Dietitian's Choice: Healthy Holiday Apple Crisp
What’s the difference between a ‘crisp’ and a ‘crumble’? Well, the debate is hot, but either
r way there’s a streusel topping involved. There’s flour, there’s butter, and there’s sugar. Does it really matter what’s it called? Fortunately, crisps and crumbles are made with fruit, which imparts a natural sweetness and removes the need for excess added sugar. They’re also a great opportunity to make ingredient substitutions based on your particular nutrition needs or preferences.
When sweet treats are consumed, sticking to ones made with whole foods is a good way to up the nutritional profile and lighten the possibility of undesirable impact. In this recipe, whole apples are used, peel and all. The peel offers extra fiber, extra vitamin C, and extra vitamin A. Leaving the peel on also significantly decreases preparation time, and who doesn’t love that?
This recipe does contain some added sugar in the form of maple syrup in the topping and brown sugar in the filling. It’s important to use pure maple syrup, which is a minimally processed and natural sweetener. Most syrup products on grocery store shelves are made of high fructose corn syrup and unwanted additives. If possible, use brown sugar that is as minimally processed as possible. Raw sugar is pretty accessible at stores now and is a good alternative to traditional brown sugar, and coconut sugar (it doesn’t taste like coconuts!) is also a great substitute for brown sugar.
This treat can be made gluten-free and/or dairy-free with the use of gluten-free oat flour instead of whole wheat flour and extra virgin coconut oil instead of butter.

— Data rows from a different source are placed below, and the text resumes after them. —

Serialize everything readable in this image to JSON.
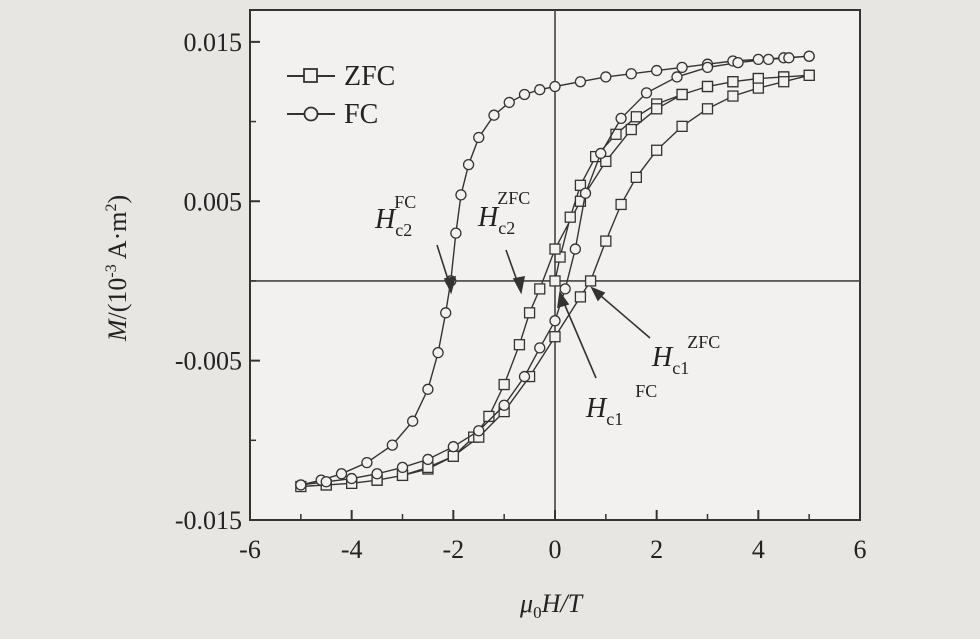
{
  "chart_data": {
    "type": "line",
    "title": "",
    "xlabel": "μ0H/T",
    "xlabel_parts": {
      "mu": "μ",
      "sub": "0",
      "rest": "H/T"
    },
    "ylabel": "M/(10-3 A·m2)",
    "ylabel_parts": {
      "a": "M",
      "b": "/(10",
      "exp": "-3",
      "c": " A·m",
      "sq": "2",
      "d": ")"
    },
    "xlim": [
      -6,
      6
    ],
    "ylim": [
      -0.015,
      0.017
    ],
    "x_ticks": [
      -6,
      -4,
      -2,
      0,
      2,
      4,
      6
    ],
    "x_tick_labels": [
      "-6",
      "-4",
      "-2",
      "0",
      "2",
      "4",
      "6"
    ],
    "y_ticks": [
      0.015,
      0.005,
      -0.005,
      -0.015
    ],
    "y_tick_labels": [
      "0.015",
      "0.005",
      "-0.005",
      "-0.015"
    ],
    "grid": false,
    "zero_lines": true,
    "legend": "top-left",
    "series": [
      {
        "name": "ZFC",
        "marker": "square",
        "x": [
          0.0,
          0.1,
          0.3,
          0.5,
          0.8,
          1.2,
          1.6,
          2.0,
          2.5,
          3.0,
          3.5,
          4.0,
          4.5,
          5.0,
          4.5,
          4.0,
          3.5,
          3.0,
          2.5,
          2.0,
          1.5,
          1.0,
          0.5,
          0.0,
          -0.3,
          -0.5,
          -0.7,
          -1.0,
          -1.3,
          -1.6,
          -2.0,
          -2.5,
          -3.0,
          -3.5,
          -4.0,
          -4.5,
          -5.0,
          -4.5,
          -4.0,
          -3.5,
          -3.0,
          -2.5,
          -2.0,
          -1.5,
          -1.0,
          -0.5,
          0.0,
          0.5,
          0.7,
          1.0,
          1.3,
          1.6,
          2.0,
          2.5,
          3.0,
          3.5,
          4.0,
          4.5,
          5.0
        ],
        "y": [
          0.0,
          0.0015,
          0.004,
          0.006,
          0.0078,
          0.0092,
          0.0103,
          0.0111,
          0.0117,
          0.0122,
          0.0125,
          0.0127,
          0.0128,
          0.0129,
          0.0128,
          0.0127,
          0.0125,
          0.0122,
          0.0117,
          0.0108,
          0.0095,
          0.0075,
          0.005,
          0.002,
          -0.0005,
          -0.002,
          -0.004,
          -0.0065,
          -0.0085,
          -0.0098,
          -0.011,
          -0.0118,
          -0.0122,
          -0.0125,
          -0.0127,
          -0.0128,
          -0.0129,
          -0.0128,
          -0.0127,
          -0.0125,
          -0.0122,
          -0.0117,
          -0.011,
          -0.0098,
          -0.0082,
          -0.006,
          -0.0035,
          -0.001,
          0.0,
          0.0025,
          0.0048,
          0.0065,
          0.0082,
          0.0097,
          0.0108,
          0.0116,
          0.0121,
          0.0125,
          0.0129
        ]
      },
      {
        "name": "FC",
        "marker": "circle",
        "x": [
          5.0,
          4.5,
          4.0,
          3.5,
          3.0,
          2.5,
          2.0,
          1.5,
          1.0,
          0.5,
          0.0,
          -0.3,
          -0.6,
          -0.9,
          -1.2,
          -1.5,
          -1.7,
          -1.85,
          -1.95,
          -2.05,
          -2.15,
          -2.3,
          -2.5,
          -2.8,
          -3.2,
          -3.7,
          -4.2,
          -4.6,
          -5.0,
          -4.5,
          -4.0,
          -3.5,
          -3.0,
          -2.5,
          -2.0,
          -1.5,
          -1.0,
          -0.6,
          -0.3,
          0.0,
          0.2,
          0.4,
          0.6,
          0.9,
          1.3,
          1.8,
          2.4,
          3.0,
          3.6,
          4.2,
          4.6,
          5.0
        ],
        "y": [
          0.0141,
          0.014,
          0.0139,
          0.0138,
          0.0136,
          0.0134,
          0.0132,
          0.013,
          0.0128,
          0.0125,
          0.0122,
          0.012,
          0.0117,
          0.0112,
          0.0104,
          0.009,
          0.0073,
          0.0054,
          0.003,
          0.0,
          -0.002,
          -0.0045,
          -0.0068,
          -0.0088,
          -0.0103,
          -0.0114,
          -0.0121,
          -0.0125,
          -0.0128,
          -0.0126,
          -0.0124,
          -0.0121,
          -0.0117,
          -0.0112,
          -0.0104,
          -0.0094,
          -0.0078,
          -0.006,
          -0.0042,
          -0.0025,
          -0.0005,
          0.002,
          0.0055,
          0.008,
          0.0102,
          0.0118,
          0.0128,
          0.0134,
          0.0137,
          0.0139,
          0.014,
          0.0141
        ]
      }
    ],
    "annotations": [
      {
        "base": "H",
        "sub": "c2",
        "sup": "FC"
      },
      {
        "base": "H",
        "sub": "c2",
        "sup": "ZFC"
      },
      {
        "base": "H",
        "sub": "c1",
        "sup": "ZFC"
      },
      {
        "base": "H",
        "sub": "c1",
        "sup": "FC"
      }
    ]
  }
}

Enjoy it with your holiday celebrations or year-round!
1 cup rolled oats
1/2 cup whole wheat flour
1/2 teaspoon salt
1/2 teaspoon cinnamon
1/4 cup butter, melted
1/4 cup pure maple syrup
1/3 cup chopped walnuts
5 medium-sized apples, cored and chopped
2 T. brown sugar
1/4 t. salt
1 1/2 t. cinnamon
Preheat oven to 350 degrees F. Lightly greases an 8x8-inch baking pan with butter. Set aside.
For the topping, stir together the oats, flour, salt, and cinnamon. Add the melted butter and maple syrup and mix well. Add the chopped nuts and lightly stir until incorporated. Set mixture aside.

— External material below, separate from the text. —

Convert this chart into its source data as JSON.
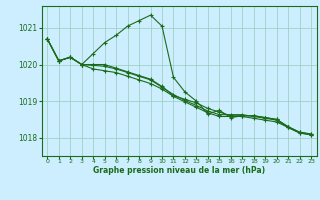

In the baking pan, combine the chopped apples, sugar, salt, and cinnamon. Toss or stir until ingredients are mixed well, then spread the apple mixture evenly in the pan. Spoon topping over apple mixture.
Bake for 40 minutes, or until topping is golden brown. Serve warm.
Bake time can be increased or decreased depending on preference. A decreased bake time (~30 minutes) will yield a firmer apple filling and a softer topping. An increased bake time (~45-50 minutes) will yield a softer filling and crisper topping.
Additional spices may be added to the apple filling for a more complex flavor profile. Consider adding 1/4 teaspoon nutmeg, ginger, cloves, or allspice.
Pecans or almonds can be substituted for walnuts.
Apples in their whole form are a good source of fiber, which supports digestion and blood sugar control. They’re also a good source of vitamin C, which we know to be a powerful antioxidant. Oats are a great source of fiber and contain many vitamins and minerals, including magnesium, biotin, chromium, zinc, and more. They’re also a good source of protein. Walnuts contribute omega-3 fatty acids, which support brain and cardiovascular health.